Les confidences distillées à la presse par les entourages indiquent qu'entre Nicolas Sarkozy et François Fillon c'est la haine ouverte.
Ce qui se susurrait entre initiés il y a quelques semaines entre les portes capitonnées des rédactions ou dans les couloirs des journaux satiriques est devenu aujourd'hui une vérité criante difficile à cacher. La relation conflictuelle qu'entretient le président de la république Nicolas Sarkozy avec son Premier ministre François Fillon est devenue le secret de polichinelle le mieux gardé de France. Au point qu'un célèbre hebdomadaire, «L'Express», pourtant peu susceptible de couver une animosité excessive à l'égard de l'Elysée ou de Matignon, tapisse les kiosques de l'Hexagone d'une couverture qui en dit long sur le climat de compétition et de défi qui marque la relation entre les deux têtes de l'exécutif : «Sarkozy-Fillon : Pourquoi ils se détestent». «L'Express» confirme que le rejet entre les deux hommes est tel qu'ils ne peuvent supporter d'être en tête-à-tête ou d'envisager un déjeuner ensemble.
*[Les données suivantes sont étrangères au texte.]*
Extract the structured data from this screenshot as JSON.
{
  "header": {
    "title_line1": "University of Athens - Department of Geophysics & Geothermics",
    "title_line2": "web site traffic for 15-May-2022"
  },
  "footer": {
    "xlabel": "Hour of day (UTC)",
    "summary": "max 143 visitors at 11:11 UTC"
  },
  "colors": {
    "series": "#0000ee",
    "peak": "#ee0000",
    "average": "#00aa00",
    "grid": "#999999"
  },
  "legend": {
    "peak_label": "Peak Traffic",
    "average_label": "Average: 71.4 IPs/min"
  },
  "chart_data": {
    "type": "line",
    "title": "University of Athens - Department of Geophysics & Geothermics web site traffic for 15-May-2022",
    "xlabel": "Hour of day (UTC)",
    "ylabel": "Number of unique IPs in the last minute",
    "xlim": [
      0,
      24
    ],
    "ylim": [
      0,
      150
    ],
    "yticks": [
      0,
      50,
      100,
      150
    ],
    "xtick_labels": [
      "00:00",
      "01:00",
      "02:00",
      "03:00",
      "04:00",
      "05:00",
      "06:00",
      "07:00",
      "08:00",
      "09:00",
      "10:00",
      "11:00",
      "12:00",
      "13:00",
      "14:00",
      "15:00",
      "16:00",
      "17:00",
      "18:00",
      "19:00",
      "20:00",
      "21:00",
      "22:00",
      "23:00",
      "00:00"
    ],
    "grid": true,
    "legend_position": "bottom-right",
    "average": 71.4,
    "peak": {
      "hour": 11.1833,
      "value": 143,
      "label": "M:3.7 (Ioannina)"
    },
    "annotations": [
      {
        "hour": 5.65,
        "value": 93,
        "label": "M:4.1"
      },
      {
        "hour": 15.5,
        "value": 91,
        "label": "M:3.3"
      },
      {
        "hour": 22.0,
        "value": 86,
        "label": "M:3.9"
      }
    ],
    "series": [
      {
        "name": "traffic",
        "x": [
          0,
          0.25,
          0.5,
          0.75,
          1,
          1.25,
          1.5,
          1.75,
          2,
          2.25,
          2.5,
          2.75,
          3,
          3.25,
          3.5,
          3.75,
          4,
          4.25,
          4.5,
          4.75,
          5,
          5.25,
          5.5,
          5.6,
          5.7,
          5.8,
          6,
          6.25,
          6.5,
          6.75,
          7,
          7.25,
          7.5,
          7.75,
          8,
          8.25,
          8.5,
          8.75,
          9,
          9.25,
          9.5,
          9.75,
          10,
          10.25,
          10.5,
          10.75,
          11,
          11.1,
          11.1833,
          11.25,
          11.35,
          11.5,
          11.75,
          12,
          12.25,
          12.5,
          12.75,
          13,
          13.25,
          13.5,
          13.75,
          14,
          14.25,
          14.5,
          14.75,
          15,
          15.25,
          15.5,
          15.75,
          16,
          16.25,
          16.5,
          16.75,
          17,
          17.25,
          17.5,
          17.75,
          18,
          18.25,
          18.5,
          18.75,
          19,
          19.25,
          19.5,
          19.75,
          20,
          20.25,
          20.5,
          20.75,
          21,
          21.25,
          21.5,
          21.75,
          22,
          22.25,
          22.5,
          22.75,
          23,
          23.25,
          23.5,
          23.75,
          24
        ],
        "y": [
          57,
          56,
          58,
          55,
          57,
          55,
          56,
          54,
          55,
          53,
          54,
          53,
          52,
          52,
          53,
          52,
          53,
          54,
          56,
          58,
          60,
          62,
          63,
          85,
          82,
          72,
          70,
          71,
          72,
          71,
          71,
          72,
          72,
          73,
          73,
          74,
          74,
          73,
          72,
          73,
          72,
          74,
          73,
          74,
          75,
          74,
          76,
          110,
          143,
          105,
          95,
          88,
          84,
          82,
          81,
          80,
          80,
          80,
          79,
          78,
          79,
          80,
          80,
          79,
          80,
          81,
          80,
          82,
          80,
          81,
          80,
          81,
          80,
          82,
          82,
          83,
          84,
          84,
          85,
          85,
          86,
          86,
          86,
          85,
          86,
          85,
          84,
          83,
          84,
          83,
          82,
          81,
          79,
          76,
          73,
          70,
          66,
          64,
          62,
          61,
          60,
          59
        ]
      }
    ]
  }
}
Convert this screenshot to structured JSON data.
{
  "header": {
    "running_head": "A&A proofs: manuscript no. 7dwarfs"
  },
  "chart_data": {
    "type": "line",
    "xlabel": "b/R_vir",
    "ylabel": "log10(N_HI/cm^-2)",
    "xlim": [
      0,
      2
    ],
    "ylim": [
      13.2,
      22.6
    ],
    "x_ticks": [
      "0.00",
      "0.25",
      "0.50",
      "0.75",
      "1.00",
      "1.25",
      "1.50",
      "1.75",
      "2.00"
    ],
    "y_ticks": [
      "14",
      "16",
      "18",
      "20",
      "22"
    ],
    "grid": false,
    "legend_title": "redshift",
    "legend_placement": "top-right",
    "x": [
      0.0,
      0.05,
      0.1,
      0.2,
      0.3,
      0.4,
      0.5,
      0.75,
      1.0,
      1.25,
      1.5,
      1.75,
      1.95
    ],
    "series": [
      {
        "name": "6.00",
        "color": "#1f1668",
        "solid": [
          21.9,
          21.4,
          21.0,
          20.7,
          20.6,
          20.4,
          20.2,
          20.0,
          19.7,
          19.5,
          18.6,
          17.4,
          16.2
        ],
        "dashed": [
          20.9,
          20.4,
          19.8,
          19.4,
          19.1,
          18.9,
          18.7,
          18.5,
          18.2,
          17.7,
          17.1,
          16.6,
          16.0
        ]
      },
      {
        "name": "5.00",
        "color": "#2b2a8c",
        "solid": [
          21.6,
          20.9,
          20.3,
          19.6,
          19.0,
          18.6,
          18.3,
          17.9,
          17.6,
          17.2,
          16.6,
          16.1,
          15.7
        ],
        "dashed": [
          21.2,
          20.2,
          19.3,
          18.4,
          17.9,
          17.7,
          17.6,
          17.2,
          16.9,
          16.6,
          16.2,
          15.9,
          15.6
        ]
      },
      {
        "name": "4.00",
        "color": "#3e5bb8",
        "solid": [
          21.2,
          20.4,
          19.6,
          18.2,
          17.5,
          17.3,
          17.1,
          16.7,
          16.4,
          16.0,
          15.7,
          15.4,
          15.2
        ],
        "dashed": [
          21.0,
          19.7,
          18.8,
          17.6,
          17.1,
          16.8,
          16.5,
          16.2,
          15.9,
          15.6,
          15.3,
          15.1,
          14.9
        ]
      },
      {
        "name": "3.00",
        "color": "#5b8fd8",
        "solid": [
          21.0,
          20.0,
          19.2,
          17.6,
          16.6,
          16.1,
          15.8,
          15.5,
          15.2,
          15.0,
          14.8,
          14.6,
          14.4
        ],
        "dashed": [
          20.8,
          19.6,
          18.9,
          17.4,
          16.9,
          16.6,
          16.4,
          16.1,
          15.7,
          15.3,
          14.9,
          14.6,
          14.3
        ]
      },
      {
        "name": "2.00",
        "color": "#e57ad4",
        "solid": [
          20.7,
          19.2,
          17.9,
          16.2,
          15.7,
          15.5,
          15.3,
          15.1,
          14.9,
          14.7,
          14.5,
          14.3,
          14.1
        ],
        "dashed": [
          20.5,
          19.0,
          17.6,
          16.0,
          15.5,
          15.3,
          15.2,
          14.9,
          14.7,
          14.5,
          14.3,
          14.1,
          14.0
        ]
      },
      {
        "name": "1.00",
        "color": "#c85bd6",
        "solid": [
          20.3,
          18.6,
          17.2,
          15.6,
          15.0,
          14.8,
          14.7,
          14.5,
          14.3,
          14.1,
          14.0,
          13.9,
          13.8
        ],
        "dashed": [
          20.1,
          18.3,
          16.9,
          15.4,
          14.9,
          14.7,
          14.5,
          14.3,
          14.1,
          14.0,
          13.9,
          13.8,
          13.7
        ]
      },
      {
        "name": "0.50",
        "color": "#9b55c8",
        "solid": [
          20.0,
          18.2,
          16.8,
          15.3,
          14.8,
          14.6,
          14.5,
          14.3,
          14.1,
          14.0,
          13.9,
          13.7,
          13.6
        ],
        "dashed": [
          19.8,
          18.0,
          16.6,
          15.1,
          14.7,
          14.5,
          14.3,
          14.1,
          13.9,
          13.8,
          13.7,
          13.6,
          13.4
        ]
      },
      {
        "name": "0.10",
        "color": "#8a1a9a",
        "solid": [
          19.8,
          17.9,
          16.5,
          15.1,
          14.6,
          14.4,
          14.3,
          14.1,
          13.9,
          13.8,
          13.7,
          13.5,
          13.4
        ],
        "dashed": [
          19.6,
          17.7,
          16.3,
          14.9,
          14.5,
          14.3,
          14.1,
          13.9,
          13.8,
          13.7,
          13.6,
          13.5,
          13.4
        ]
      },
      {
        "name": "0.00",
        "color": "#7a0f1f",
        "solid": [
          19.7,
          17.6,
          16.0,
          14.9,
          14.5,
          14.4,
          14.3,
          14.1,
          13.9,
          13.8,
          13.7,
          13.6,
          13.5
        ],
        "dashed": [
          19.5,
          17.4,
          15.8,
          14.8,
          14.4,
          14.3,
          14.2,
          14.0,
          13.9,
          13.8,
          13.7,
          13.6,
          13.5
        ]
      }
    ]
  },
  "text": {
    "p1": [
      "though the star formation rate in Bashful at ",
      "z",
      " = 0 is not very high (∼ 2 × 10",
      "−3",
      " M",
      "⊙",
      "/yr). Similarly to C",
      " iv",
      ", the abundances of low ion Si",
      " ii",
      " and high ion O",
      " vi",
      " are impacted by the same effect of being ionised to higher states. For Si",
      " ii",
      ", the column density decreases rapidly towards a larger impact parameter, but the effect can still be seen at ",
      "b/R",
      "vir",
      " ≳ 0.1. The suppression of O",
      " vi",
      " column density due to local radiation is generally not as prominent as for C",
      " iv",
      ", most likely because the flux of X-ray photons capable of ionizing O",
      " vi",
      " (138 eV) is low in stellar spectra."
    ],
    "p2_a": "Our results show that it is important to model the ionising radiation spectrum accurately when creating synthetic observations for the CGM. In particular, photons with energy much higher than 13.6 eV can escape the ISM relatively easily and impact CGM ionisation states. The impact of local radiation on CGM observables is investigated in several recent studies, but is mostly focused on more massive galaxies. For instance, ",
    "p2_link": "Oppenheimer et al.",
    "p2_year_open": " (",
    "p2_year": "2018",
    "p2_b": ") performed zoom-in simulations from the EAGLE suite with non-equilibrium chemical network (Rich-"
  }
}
Au-delà du joli coup éditorial réalisé pour le magazine de Christophe Barbier, cette couverture incendiaire ne provoqua ni démenti, ni réactions indignées, confirmant le climat de guerre secrète que se livrent en coulisses le président et son Premier ministre. Depuis, il ne se passe pas une journée sans qu'un quotidien national ou une radio ne se fasse l'écho des péripéties de la relation explosive entre les deux hommes.
Les confidences distillées à la presse par les entourages indiquent qu'entre Nicolas Sarkozy et François Fillon c'est la haine ouverte. Quand l'un se réapproprie les petits déjeuners de la majorité, l'autre improvise un séminaire gouvernemental pour mieux «recadrer les réformes» et dire la nécessité d'agir sur «les structures». Quand l'un tient à l'Elysée des réunions avec des ministres choisis pour constituer sa garde rapprochée, l'autre compte ses troupes et fourbit ses armes. Cette situation, qui fait tache d'huile en pleine discussion sur la réformes des institutions, est à l'origine de critiques acerbes du Parti socialiste. Son premier secrétaire tire la morale de ce dysfonctionnement : «C'est le signe que ça ne va pas fort dans la majorité au point que le président de la république reprend au Premier ministre ce qui était sa prérogative (…) Le Premier ministre, normalement c'est le chef de la majorité, c'est celui qui coordonne l'action des députés et des sénateurs au sein du Parlement». Cette affrontement au sommet de l'Etat vient de très loin. Quand se préparant à se lancer à la conquête de l'Elysée, Nicolas Sarkozy s'était acoquiné politiquement avec François Fillon, un déçu de la chiraquie, tout le monde avait salué le coup de maître. Un savant dosage car dans cette démarche, François Fillon, chantre du gaullisme social, était destiné à polir la réputation de «libéral thatchérien» que traînait Nicolas Sarkozy. Si le couple avait séduit dans sa conquête du pourvoir, il a magistralement échoué dans son exercice.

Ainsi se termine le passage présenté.